Sometimes these relationships are short-lived, but Reichheld's work at Bain dramatically demonstrates the exceptional value that resides in shifting our perspective on these interactions from a series of single events, each one being independently optimised, to a continuum of relationship.

This means building real interdependency and loyalty based on recognising long-term mutual interest and overlapping purpose. Clarifying our critical relationships and the way they should be conducted is therefore an important first step to sustaining our purpose. Recently a study of Ftse 100 companies indicated they wanted less law and more business thinking. But are we listening?

But let us not forget the change and turbulence I talked about earlier. Which brings me to the third theme - learning. Businesses, like individuals, face a huge challenge to maintain their capacity to adapt and respond to unpredictable and sometimes discontinuous changes. No small - or even large - team of strategists can think all this through and pre-empt the crises. I know this from my own experience.

Formal, centralised planning is already a thing of the past. Inventing and testing the new behaviours, processes and organisational models, which will win - next week or next month - now has to be done in real time, not off-line. It needs the committed input of everyone in the firm - being prepared to experiment and take risks - if they are going to learn new ways of doing things fast enough.

This in turn means that firms need to accept the possibility of failures - lots of them. Charles Handy, in describing the New Alchemists, voices the thought that great entrepreneurs never let a good idea be defeated by failure. The key is to keep capturing the learning - from both success and failure just the same. If intellectual capital is the scarce resource then the systematic capture at every opportunity of key learning is the wellspring from which it flows.

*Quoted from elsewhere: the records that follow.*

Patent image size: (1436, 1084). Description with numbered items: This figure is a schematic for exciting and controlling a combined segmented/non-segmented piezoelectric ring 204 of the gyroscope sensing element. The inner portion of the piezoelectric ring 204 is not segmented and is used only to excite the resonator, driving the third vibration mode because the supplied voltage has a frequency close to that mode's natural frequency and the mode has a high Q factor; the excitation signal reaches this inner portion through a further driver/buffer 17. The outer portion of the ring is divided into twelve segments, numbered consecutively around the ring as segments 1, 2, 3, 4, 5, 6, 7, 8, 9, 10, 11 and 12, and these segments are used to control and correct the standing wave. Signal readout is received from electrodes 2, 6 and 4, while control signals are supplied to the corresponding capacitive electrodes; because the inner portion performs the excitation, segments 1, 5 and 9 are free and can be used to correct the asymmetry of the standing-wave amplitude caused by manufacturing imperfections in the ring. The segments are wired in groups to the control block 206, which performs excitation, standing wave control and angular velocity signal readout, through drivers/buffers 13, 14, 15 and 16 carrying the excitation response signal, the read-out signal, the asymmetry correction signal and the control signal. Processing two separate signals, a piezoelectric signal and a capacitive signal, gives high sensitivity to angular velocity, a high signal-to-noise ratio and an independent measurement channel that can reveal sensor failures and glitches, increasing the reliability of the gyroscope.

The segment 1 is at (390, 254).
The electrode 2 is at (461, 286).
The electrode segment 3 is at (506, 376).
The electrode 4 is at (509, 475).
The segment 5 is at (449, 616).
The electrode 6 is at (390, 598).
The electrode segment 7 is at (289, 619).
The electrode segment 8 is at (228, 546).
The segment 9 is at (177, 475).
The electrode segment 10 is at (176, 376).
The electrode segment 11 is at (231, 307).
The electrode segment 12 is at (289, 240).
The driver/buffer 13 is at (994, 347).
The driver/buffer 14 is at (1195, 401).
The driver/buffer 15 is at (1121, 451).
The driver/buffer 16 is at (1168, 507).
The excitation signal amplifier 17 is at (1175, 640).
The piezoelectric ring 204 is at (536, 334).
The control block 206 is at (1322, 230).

Finally, leadership. What does leadership become? Most of us have been conditioned to look for leaders who are prescient: who know what is going to happen at least as quickly as we do and who can guide us through the challenges without mishap. But in the legal world there are fewer and fewer maps. Benjamin Franklin's famous adage that it is 'dangerous to indulge in prediction, especially when it is about the future' has never been truer.

The role of the leader has changed. The leadership challenge has become the need to maintain a critical balance between sustaining the meaning - keeping the core idea alive and exciting at the heart of the organisation - while at the same time stimulating experiments, permitting failure and, most of all, capturing and transferring the learning across the whole business and sometimes even beyond into its key relationships. As Collins and Porras so succinctly put it - leaders must simultaneously "protect the core and stimulate progress".

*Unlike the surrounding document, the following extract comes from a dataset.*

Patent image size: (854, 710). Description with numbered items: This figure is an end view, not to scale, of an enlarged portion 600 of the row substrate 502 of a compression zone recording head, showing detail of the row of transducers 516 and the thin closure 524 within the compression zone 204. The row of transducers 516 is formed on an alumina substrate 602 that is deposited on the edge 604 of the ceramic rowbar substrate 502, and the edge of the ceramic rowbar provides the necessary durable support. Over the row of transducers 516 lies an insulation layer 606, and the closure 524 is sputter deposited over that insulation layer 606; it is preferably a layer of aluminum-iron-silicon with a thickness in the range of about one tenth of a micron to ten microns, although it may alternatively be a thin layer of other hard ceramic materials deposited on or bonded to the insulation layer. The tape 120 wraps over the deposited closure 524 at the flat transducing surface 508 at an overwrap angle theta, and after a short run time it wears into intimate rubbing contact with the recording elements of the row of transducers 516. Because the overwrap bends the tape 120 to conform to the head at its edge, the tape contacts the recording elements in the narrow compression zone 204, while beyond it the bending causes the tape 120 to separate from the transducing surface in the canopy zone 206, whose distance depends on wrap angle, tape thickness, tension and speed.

Interestingly, their study also highlighted that the vast majority of our greatest business leaders over the past 100 years could not be classified as "charismatic". They were more interested in the organisations they served, than their own ego.

While the need for 'strong leadership' often echoes around debate concerning the industries' needs, it is the firms that eschew charismatic leadership that tend to go on to greatness and that will last for the long term. Among our own magic circle are some excellent examples. Our leaders should become the architects of environments that enable the firm to adapt and change swiftly.

While the necessities of reviewing and monitoring operational performance must not be neglected, the leaders of the new age in the legal world will also be thinking about these issues - values, relationships, learning and leadership. Collins and Porras referred to this ability as "the genius of the AND". You have to do both in this new era.

Very recently, the chairman of Boeing said: "It is not the strongest of the species that survives, nor the most intelligent; it is the one that is most adaptable to change." How adaptable are you?

Nick Sinfield is a senior consultant with strategic and organisational consultancy Telos Partners.